Shannon sipped a coffee and waited until the NYPD cop got the word to let her in, and then she went through the doors she’d entered almost eight hours earlier. It seemed like a lot longer – a week ago, maybe.
Tyler and Bufort were set up in the library with three ot
her agents she didn’t recognize. Tyler made quick introductions, explaining to the other agents that she was an agent on her probationary period, whom he’d asked to monitor the Monica Forbes missing person case.
“We’re working with Midtown Precinct South to get statements from every single person who was here last night,” he told Shannon. “Someone who was here last night got into the system, swapped the video, and killed the lights.”
“Do we still have it?”
Tyler glanced at the other faces in the room, then his gaze came back to her. “The video? Yes, we do. It’s not going anywhere.”
Bufort stepped closer. “But we’ve got a situation. Someone who was in the crowd got it all on their phone and already uploaded it. It’s incomplete, starts a couple of seconds after the disruption began, but it’s out.”

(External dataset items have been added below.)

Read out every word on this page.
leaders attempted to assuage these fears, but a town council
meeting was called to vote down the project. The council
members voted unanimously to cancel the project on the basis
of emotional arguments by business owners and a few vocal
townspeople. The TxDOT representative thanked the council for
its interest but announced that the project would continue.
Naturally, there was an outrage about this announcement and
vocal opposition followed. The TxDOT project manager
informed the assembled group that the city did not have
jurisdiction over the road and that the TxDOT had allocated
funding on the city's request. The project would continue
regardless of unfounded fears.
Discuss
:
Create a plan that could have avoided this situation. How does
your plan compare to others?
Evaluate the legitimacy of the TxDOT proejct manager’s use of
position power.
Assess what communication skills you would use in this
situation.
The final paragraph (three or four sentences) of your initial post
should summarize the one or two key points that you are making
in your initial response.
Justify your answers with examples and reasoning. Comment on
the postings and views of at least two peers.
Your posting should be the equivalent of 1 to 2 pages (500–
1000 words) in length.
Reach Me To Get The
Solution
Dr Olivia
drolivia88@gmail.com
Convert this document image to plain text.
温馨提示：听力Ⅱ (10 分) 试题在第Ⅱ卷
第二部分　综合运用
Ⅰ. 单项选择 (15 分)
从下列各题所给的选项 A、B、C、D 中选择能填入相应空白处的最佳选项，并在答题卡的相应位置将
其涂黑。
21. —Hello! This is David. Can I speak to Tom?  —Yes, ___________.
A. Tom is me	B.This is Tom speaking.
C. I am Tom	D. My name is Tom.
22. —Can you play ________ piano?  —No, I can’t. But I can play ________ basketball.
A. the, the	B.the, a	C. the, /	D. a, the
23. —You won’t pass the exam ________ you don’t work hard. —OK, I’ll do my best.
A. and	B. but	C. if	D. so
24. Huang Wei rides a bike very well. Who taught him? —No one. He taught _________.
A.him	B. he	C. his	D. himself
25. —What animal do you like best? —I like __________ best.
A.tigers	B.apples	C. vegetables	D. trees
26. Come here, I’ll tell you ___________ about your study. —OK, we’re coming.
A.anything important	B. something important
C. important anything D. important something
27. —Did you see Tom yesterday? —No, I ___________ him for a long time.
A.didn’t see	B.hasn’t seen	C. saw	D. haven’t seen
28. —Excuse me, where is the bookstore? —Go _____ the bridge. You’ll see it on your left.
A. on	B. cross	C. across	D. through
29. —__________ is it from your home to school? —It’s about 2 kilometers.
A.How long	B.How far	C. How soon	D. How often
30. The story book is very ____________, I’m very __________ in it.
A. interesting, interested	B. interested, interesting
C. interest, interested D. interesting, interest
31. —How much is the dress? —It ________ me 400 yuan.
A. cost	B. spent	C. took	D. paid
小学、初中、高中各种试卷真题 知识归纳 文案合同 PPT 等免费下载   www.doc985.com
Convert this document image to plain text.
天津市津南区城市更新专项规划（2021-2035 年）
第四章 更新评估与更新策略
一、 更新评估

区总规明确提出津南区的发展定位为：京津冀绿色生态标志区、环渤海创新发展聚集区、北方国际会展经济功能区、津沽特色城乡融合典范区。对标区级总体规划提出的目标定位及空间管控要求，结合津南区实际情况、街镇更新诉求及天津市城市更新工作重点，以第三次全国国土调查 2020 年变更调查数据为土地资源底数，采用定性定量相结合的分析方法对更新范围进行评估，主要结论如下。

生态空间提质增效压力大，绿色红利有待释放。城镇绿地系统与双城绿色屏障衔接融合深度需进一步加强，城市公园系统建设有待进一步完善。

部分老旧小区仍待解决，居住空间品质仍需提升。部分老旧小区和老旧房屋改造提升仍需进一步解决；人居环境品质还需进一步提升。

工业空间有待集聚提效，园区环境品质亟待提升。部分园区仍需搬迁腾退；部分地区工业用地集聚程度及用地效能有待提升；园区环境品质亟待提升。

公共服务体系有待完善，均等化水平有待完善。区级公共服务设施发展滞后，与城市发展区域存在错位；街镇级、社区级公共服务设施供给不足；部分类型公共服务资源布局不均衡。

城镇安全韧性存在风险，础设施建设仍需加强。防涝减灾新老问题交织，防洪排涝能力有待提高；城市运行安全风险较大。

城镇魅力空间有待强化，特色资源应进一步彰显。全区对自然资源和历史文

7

Tyler said, “We’re getting to that source and we’re going to shut it down. In the meantime, we had over three hundred people here last night. In an hour, we’re going to start the interviews.” He started to turn away.
“With whom?”
Tyler squared his shoulders. “People on our list. Agent Ames, this is an act of terrorism, and we’re treating it as such. Every single employee and contractor and person involved with producing this event is being questioned. I don’t care if it’s a waiter or janitor. But we have certain individuals who are going to get a little more attention.”
She looked between Tyler and Bufort, puzzling it out. Did he mean someone connected to hate groups, or some kind of disruptor organization? It was hard to imagine someone like that embedded in the group of journalists and TV people here last night. Foreign terrorism, then, with one or more sleepers in the Crunchtime Club? But she didn’t ask. She could see it in Mark Tyler’s eyes: terrible as this all was, this was the kind of national attention he wanted, a case that was going to put him in the books. Get him that promotion.